Why it’s time to take Freud’s disturbing theory about childhood seriously. We all know, or think we know, the story: man inadvertently murders father; man inadvertently marries mother; man eventually discovers the truth; man gouges out own eyes. It is expressive of the tragic Greek world view : ­Oedipus is a good man; he solves the Sphinx’s riddle, he saves the city of Thebes.

But he has ­always been fated to do something terr­ible, and he cannot outrun this fate: in fact, it is his very attempt to do so that leads to him meeting it. The Oedipus myth is still going strong. Two and a half millennia since the first performance of Sophocles’s Oedipus Rex , often considered the high point of classical tragic drama, Robert Icke’s reimagining of the play is heading to the West End in October, starring Lesley Manville and Mark Strong ; while Rami Malek and Indira Varma will perform in Ella Hickson’s adaptation at the Old Vic in January.

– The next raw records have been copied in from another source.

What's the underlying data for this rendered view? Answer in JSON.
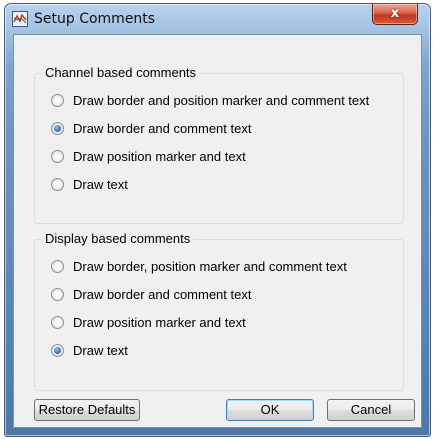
{
  "window": {
    "title": "Setup Comments",
    "close_label": "x"
  },
  "channel_group": {
    "legend": "Channel based comments",
    "options": [
      {
        "label": "Draw border and position marker and comment text",
        "checked": false
      },
      {
        "label": "Draw border and comment text",
        "checked": true
      },
      {
        "label": "Draw position marker and text",
        "checked": false
      },
      {
        "label": "Draw text",
        "checked": false
      }
    ]
  },
  "display_group": {
    "legend": "Display based comments",
    "options": [
      {
        "label": "Draw border, position marker and comment text",
        "checked": false
      },
      {
        "label": "Draw border and comment text",
        "checked": false
      },
      {
        "label": "Draw position marker and text",
        "checked": false
      },
      {
        "label": "Draw text",
        "checked": true
      }
    ]
  },
  "buttons": {
    "restore": "Restore Defaults",
    "ok": "OK",
    "cancel": "Cancel"
  },
  "icons": {
    "app": "waveform-icon",
    "close": "close-icon"
  },
  "colors": {
    "title_bar": "#9ebedf",
    "close_button": "#c2371d",
    "client_bg": "#f0f0f0",
    "radio_selected": "#3b79bd"
  }
}
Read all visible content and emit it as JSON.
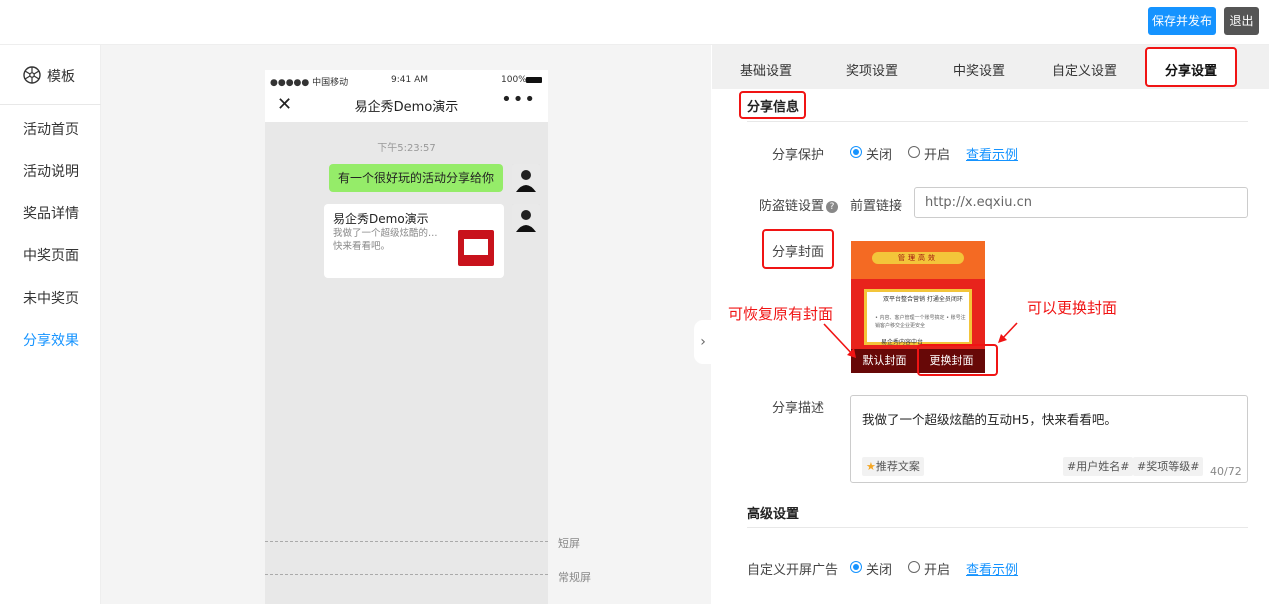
{
  "header": {
    "publish_label": "保存并发布",
    "exit_label": "退出"
  },
  "sidebar": {
    "title": "模板",
    "items": [
      {
        "label": "活动首页"
      },
      {
        "label": "活动说明"
      },
      {
        "label": "奖品详情"
      },
      {
        "label": "中奖页面"
      },
      {
        "label": "未中奖页"
      },
      {
        "label": "分享效果"
      }
    ]
  },
  "phone": {
    "carrier": "●●●●● 中国移动",
    "clock": "9:41 AM",
    "battery": "100%",
    "nav_title": "易企秀Demo演示",
    "chat_time": "下午5:23:57",
    "message": "有一个很好玩的活动分享给你",
    "card_title": "易企秀Demo演示",
    "card_desc": "我做了一个超级炫酷的…",
    "card_desc2": "快来看看吧。",
    "short_screen": "短屏",
    "normal_screen": "常规屏"
  },
  "tabs": [
    "基础设置",
    "奖项设置",
    "中奖设置",
    "自定义设置",
    "分享设置"
  ],
  "share_info": {
    "section_title": "分享信息",
    "protect_label": "分享保护",
    "off": "关闭",
    "on": "开启",
    "example": "查看示例",
    "antileech_label": "防盗链设置",
    "help": "?",
    "prefix_label": "前置链接",
    "url_placeholder": "http://x.eqxiu.cn",
    "cover_label": "分享封面",
    "cover_sign": "管理高效",
    "cover_text1": "双平台整合营销 打通全员闭环",
    "cover_text2": "• 内容、客户管理一个账号搞定 • 账号注销客户移交企业更安全",
    "cover_text3": "易企秀内容中台",
    "default_cover": "默认封面",
    "change_cover": "更换封面",
    "anno_restore": "可恢复原有封面",
    "anno_change": "可以更换封面",
    "desc_label": "分享描述",
    "desc_value": "我做了一个超级炫酷的互动H5，快来看看吧。",
    "recommend": "推荐文案",
    "tag_user": "#用户姓名#",
    "tag_level": "#奖项等级#",
    "counter": "40/72"
  },
  "advanced": {
    "section_title": "高级设置",
    "splash_label": "自定义开屏广告",
    "off": "关闭",
    "on": "开启",
    "example": "查看示例"
  },
  "colors": {
    "accent": "#1593ff",
    "annotation": "#f01414",
    "bubble": "#95ec69"
  }
}
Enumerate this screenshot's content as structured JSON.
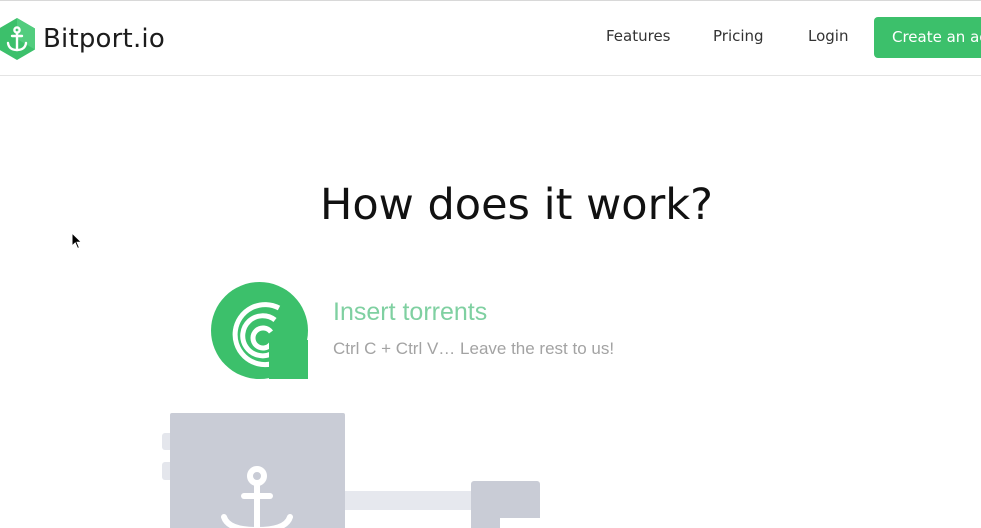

This week, Scottish Opera is staging a promenade production of Stravinsky’s Latin-language operatic version (its libretto written by Jean Cocteau) for the Edinburgh International Festival . Why does the Oedipus myth, more so than any other Greek tragedy, continue to exercise such a powerful hold over our imaginations? One answer might be provided by modernity’s most noted Oedipus enthusiast: Sigmund Freud . For Freud, it is a story that allegorises something that everyone (or at the very least, every man) goes through over the cour.